Une influence politique. Au Bénin, les francs-maçons se félicitent d’avoir été à l’origine de la Conférence nationale qui a ouvert la voie à la démocratisation du pays. « Plus précisément, c’est le fruit d’un compromis historique entre les loges, qui ont longtemps mûri le projet, et l’Église catholique », révèle un observateur. « Les vieux ennemis se sont unis pour faire tomber les communistes », grince un autre. Au Togo, les francs-maçons ne sont pas parvenus à organiser, en 1993, au siège du Grand Orient de France, une rencontre entre Gnassingbé Eyadéma et ses principaux adversaires politiques. Mais nul n’imagine qu’ils sont restés inactifs dans la mise en place du consensus qui a accouché des accords de Ouagadougou, lesquels ont rendu possible la dernière présidentielle, remportée par Faure Gnassingbé.
Le Congo et la Côte d’Ivoire sont sans doute les pays où l’expertise maçonnique en matière de règlement des conflits a le plus clairement échoué. Au pays de Denis Sassou Nguesso, affilié à la GLNF, et Pascal Lissouba, de tendance Grand Orient, l’activisme des maîtres n’a pu empêcher la bataille de Brazzaville en 1997 et ses milliers de morts. À Abidjan, le directoire du Forum de réconciliation nationale, qui s’est tenu en 2001, avait en son sein de nombreux « frères » : cela n’a pas suffi. Particulièrement influents au moment de la négociation des accords de Linas-Marcoussis, les « disciples d’Hiram » croyaient tenir leur revanche. Las ! Le texte sorti de cette table ronde déchirera pendant de longues années les différentes parties signataires…
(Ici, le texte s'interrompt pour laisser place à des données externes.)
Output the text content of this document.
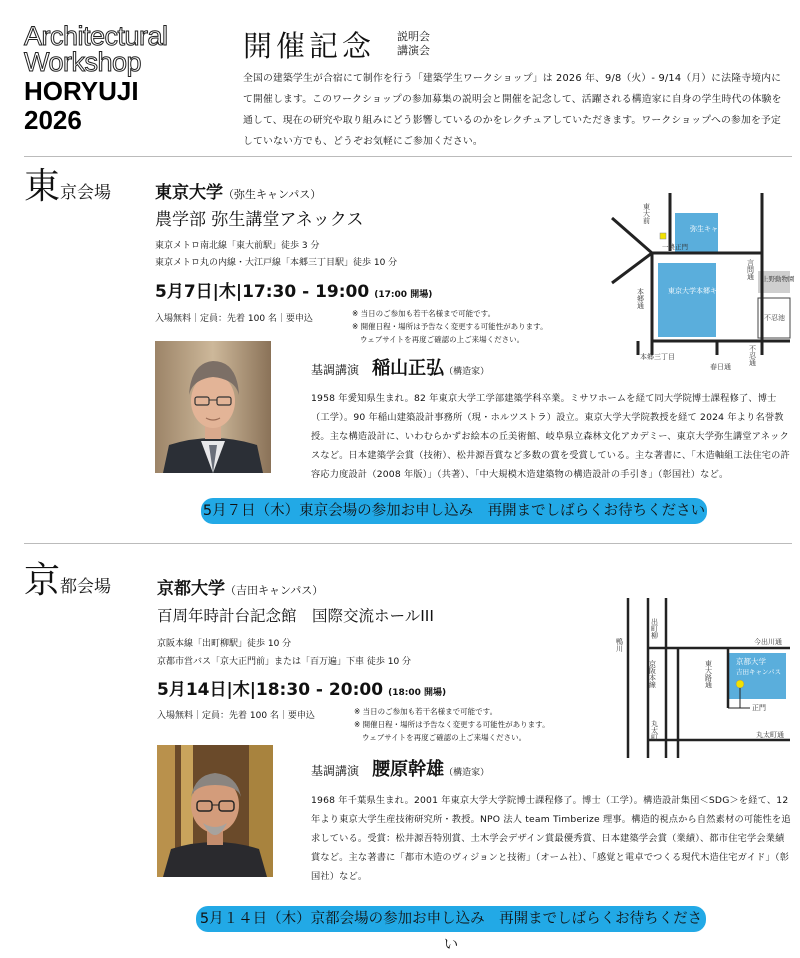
Architectural
Workshop
HORYUJI
2026
開催記念 説明会
講演会
全国の建築学生が合宿にて制作を行う「建築学生ワークショップ」は 2026 年、9/8（火）- 9/14（月）に法隆寺境内にて開催します。このワークショップの参加募集の説明会と開催を記念して、活躍される構造家に自身の学生時代の体験を通して、現在の研究や取り組みにどう影響しているのかをレクチュアしていただきます。ワークショップへの参加を予定していない方でも、どうぞお気軽にご参加ください。
東京会場	東京大学（弥生キャンパス）
農学部 弥生講堂アネックス
東京メトロ南北線「東大前駅」徒歩 3 分
東京メトロ丸の内線・大江戸線「本郷三丁目駅」徒歩 10 分
5月7日|木|17:30 - 19:00 (17:00 開場)
入場無料｜定員：先着 100 名｜要申込
※ 当日のご参加も若干名様まで可能です。
※ 開催日程・場所は予告なく変更する可能性があります。
ウェブサイトを再度ご確認の上ご来場ください。
東大前
弥生キャンパス
一農正門
東京大学本郷キャンパス
上野動物園
不忍池
本郷通
本郷三丁目
春日通
言問通
不忍通
基調講演 稲山正弘（構造家）
1958 年愛知県生まれ。82 年東京大学工学部建築学科卒業。ミサワホームを経て同大学院博士課程修了、博士（工学）。90 年稲山建築設計事務所（現・ホルツストラ）設立。東京大学大学院教授を経て 2024 年より名誉教授。主な構造設計に、いわむらかずお絵本の丘美術館、岐阜県立森林文化アカデミー、東京大学弥生講堂アネックスなど。日本建築学会賞（技術）、松井源吾賞など多数の賞を受賞している。主な著書に、「木造軸組工法住宅の許容応力度設計（2008 年版）」（共著）、「中大規模木造建築物の構造設計の手引き」（彰国社）など。
5月７日（木）東京会場の参加お申し込み　再開までしばらくお待ちください
京都会場	京都大学（吉田キャンパス）
百周年時計台記念館　国際交流ホールIII
京阪本線「出町柳駅」徒歩 10 分
京都市営バス「京大正門前」または「百万遍」下車 徒歩 10 分
5月14日|木|18:30 - 20:00 (18:00 開場)
入場無料｜定員：先着 100 名｜要申込	※ 当日のご参加も若干名様まで可能です。
※ 開催日程・場所は予告なく変更する可能性があります。
ウェブサイトを再度ご確認の上ご来場ください。
出町柳
鴨川
京阪本線
今出川通
東大路通	京都大学
吉田キャンパス
正門
丸太町	丸太町通
基調講演 腰原幹雄（構造家）
1968 年千葉県生まれ。2001 年東京大学大学院博士課程修了。博士（工学）。構造設計集団＜SDG＞を経て、12 年より東京大学生産技術研究所・教授。NPO 法人 team Timberize 理事。構造的視点から自然素材の可能性を追求している。受賞：松井源吾特別賞、土木学会デザイン賞最優秀賞、日本建築学会賞（業績）、都市住宅学会業績賞など。主な著書に「都市木造のヴィジョンと技術」（オーム社）、「感覚と電卓でつくる現代木造住宅ガイド」（彰国社）など。
5月１４日（木）京都会場の参加お申し込み　再開までしばらくお待ちください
Les pourfendeurs de la franc-maçonnerie dénoncent invariablement une passion des « réseaux » qui virerait souvent au népotisme pur et simple. Ils pointent ainsi du doigt l’existence de « bastions maçonniques » quasi imprenables. Hier il s’agissait d’Elf, la sulfureuse entreprise pétrolière, et d’Air Afrique. Aujourd’hui la Banque centrale des États de l’Afrique de l’Ouest (BCEAO) et la Banque des États de l’Afrique centrale (Beac) sont pointées du doigt. « Les jeunes gens n’arrivent pas francs-maçons à la BCEAO. Mais c’est un bon endroit pour le devenir, grâce au parrainage de collègues qui vous tiennent par la main », explique un bon connaisseur des institutions régionales.
Main invisible. Certains cadres de haut niveau dans le secteur privé dénoncent de leur côté le caractère souvent problématique de la « solidarité maçonnique ». « J’ai constaté que mon patron traitait avec une bienveillance particulière un certain nombre de dossiers, qui auraient été rejetés s’ils n’avaient pas été soumis par des entreprises dirigées par des francs-maçons, comme lui », dénonce un ancien membre d’un comité de crédit d’une banque régionale africaine. Attributions de marchés et recrutements porteraient, dans un certain nombre d’entreprises et d’institutions « maçonnées », la marque de la « main invisible ».
« C’est fait de manière très subtile, jamais directement, mais ça existe », insiste une responsable de haut niveau dans le consulting. Les « frères » reconnaissent que certains d’entre eux peuvent se servir des obédiences comme d’un instrument de lobbying. Mais leur ligne de défense est toute trouvée : sur un continent où les « petits coups de pouce » et l’utilisation immodérée des « réseaux » relèvent de la règle élémentaire, ils ne sont pas les seuls.